Check out this link for more info: D3D12 Device Removed Extended Data (DRED)
- More Lua Scripting support for all functional tests:
- For the scripted testing of the Unit Tests, this layer provides automated function registration of the UI elements to Lua State.
- Any UI elements added to the GUI will add a function or a pair of function(Getter/Setter) to the Lua state for using them in any script.
Lua function name resolution will work like this: - UI Widget "label" name will be included in the function name as follows,
- For Widget events: label name + "Event Name". e.g., Lua Function name for label - "Press", and event - OnEdited : "PressOnEdited"
- For Widget modifiers such as ints / floats: "Set" and "Get" function pair will be added as a prefix to label name e.g., "X" variable will have "SetX" and "GetX" pair of functions.
- After writing the scripts, you can let the layer know about the scripts using AddTestScripts() function call and run them on any frame by RunTestScript() defined in UIApp class. There are examples of these test scripts in most of the UTs showing how you can also add these scripts to UI and test them on runtime.
Here is how the current Lua support in the functional tests might look like:
-
DX11 refactor: we re-wrote the DX11 run-time a few times. We ended up with the most straighforward version. This version only recently shipped in Hades along with the Vulkan run-time on PC.
-
YUV support: we have now YUV support for all our Vulkan API platforms PC, Linux, Android and Switch. There is a new functional test for YUV. It runs on all these platforms:
-
Audio: we removed the audio functional test. It was the only test that was released unfinished and didn't run on all our platforms. Our customers show love for FMOD ... would make more sense to show an integration of that.
-
GitHub issues fixed:
Numerous other fixes ...
Release 1.46 - October 1st, 2020 - Supergiant's Hades | Windows Management | AMD FX Stochastic SS Reflection
- Supergiant's Hades we are working with Supergiant since 2014. One of the on-going challenges was that their run-time was written in C#. At the beginning of last year, we suggested to help them in building a new cross-platform game engine in C/C++ from scratch with The Forge. The project started in April 2019 and the first version of this new engine launched in May this year. Hades was then released for Microsoft Windows, macOS, and Nintendo Switch on September 17, 2020. The game can run on all platforms supported by The Forge.
Here is a screenshot of Hades running on Switch:
Here is an article by Forbes about Hades being at the top of the Nintendo Switch Charts.
Hades is also a technology showcase for Intel's integrated GPUs on macOS and Windows.

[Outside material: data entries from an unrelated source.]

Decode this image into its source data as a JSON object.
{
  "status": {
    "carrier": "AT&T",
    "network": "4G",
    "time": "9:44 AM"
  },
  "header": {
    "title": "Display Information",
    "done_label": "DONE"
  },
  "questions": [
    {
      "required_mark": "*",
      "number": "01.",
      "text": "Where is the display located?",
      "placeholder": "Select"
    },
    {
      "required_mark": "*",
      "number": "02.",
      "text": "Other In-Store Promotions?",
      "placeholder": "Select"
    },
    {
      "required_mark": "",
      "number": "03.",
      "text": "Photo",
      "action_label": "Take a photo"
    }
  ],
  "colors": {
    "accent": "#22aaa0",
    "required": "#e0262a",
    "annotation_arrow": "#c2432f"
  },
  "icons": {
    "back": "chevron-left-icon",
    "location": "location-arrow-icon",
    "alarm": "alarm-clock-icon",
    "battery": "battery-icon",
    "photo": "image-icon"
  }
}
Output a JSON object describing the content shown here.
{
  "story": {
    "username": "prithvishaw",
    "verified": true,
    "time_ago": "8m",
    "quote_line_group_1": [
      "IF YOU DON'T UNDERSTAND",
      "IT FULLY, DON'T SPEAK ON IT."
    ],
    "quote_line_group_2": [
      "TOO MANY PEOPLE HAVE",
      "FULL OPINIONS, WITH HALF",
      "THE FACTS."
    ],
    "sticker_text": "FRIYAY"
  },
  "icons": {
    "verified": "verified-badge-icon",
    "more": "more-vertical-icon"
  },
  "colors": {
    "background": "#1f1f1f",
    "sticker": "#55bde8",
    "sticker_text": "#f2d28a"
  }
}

The target group of the game seems to often own those GPUs.
- Windows management: there is a new functional test named 32_Window that demonstrates windows management on Windows, Linux and macOS.
- The window layout, position, and size are now driven by the client dimensions, meaning that
the values that the client demands are the exact values the client area will be represented with, regardless of the window style. This allows for much greater flexibility
and consistency, especially when working with a fullscreen window. - Multi-monitor support has also been improved significantly, offering smooth consistent transitions between client displays and guaranteeing correct window behavior and data retention. Media layer functionality has been expanded, allowing the client to control mouse positioning, mouse visibility, and mouse visual representation.
- It is now possible to create independent mouse cursors to further customize the application.
- The window layout, position, and size are now driven by the client dimensions, meaning that
Here are the screenshots:
- Screen-Space reflections: we renamed the functional test "10_PixelProjectedReflections" to 10_ScreenSpaceReflections. You have now two choices: you can pick either Pixel Projected Reflections or AMD's FX Stochastic Screen Space Reflection. We just made AMD's FX code cross-platform. It runs now on Windows, Linux, macOS, Switch, PS and XBOX.
Here are the screenshots:
- Resolved GitHub issues:
- Issue #183 - VERTEX_ATTRIB_RATE_INSTANCE ignored on macOS 10.12, iOS 10.0
Release 1.44 - July 16th, 2020 - Android | Linux
-
Mobile Devices: DPI scaling is properly handled now so we shouldn't see messed up UI anymore on mobile devices
-
Android: the following Unit-tests are now included for Android:
-
gamepad support: tested with PS4 controller
-
sample size reduction
-
proper closing of apps with the back button
-
proper handling of vSync
-
.zip filesystem handling
-
shader compile #include directive support
-
overall stability improvements
-
improved swapchain creation process and proper handling of current frame index
-
Linux:
- Window management is improved
- Borderless fullscreen is supported
- Implemented full screen toggle (usually alt-enter)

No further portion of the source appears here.